The owners in upmarket schemes in South Africa take for granted that maintenance should encompass the updating of obsolete materials in line with technological advances. In low-cost schemes populated by financially insecure owners, the general trend is to keep maintenance costs as low as possible and even to elect owners who share this philosophy as members of the management board. This is dangerous and could ultimately lead to the deterioration of apartment schemes. For this very reason the 1999 amendment of the Spanish condominium statute imposed administrative sanctions on owners who oppose or delay necessary repairs. Such owners may also be held liable for any damage caused by the delay in implementing the repairs.
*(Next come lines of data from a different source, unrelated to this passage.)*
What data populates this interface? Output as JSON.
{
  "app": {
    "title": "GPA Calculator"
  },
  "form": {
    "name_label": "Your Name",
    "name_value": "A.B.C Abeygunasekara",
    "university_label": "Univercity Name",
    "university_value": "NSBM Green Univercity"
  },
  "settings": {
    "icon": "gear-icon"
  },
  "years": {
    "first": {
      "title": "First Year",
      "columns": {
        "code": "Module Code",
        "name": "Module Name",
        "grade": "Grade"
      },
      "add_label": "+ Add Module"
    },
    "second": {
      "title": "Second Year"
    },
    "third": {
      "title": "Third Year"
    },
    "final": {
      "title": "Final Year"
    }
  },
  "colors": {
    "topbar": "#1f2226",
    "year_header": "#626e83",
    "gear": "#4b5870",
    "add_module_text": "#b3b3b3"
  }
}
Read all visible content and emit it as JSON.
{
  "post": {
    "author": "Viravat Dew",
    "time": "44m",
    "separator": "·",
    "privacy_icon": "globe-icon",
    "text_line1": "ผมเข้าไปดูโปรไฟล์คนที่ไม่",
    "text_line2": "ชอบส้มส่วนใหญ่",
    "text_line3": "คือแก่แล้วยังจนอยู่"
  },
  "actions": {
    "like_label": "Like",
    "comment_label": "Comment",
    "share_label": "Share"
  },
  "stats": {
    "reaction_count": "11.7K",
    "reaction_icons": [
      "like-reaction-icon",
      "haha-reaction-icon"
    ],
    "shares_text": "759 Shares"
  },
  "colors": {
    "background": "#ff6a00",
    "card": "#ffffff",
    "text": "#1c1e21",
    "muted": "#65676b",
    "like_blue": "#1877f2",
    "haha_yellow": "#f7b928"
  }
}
Uniquely, Greece requires unanimous consent for carrying out necessary repairs. This leaves such repairs to single owners who may subsequently claim contributions from the other owners. The danger with this approach is something of a free-rider problem; most owners will be happy to reap the benefit of the repairs but will be reluctant to contribute towards their cost.
(b) Regarding the installation of a lift, the Norwegian report observes that the purpose of a condominium scheme could be regarded as solely involving the ‘passive’ management of the existing scheme, and not involving any new activities, additional investments or risk-taking. On the other hand, the opportunity to upgrade the status of the scheme in line with current general economic, technological and societal developments should be catered for. The legislator has tried to strike a balance by requiring a special majority for measures exceeding ordinary maintenance and management, and by introducing general rules with regard to minority protection.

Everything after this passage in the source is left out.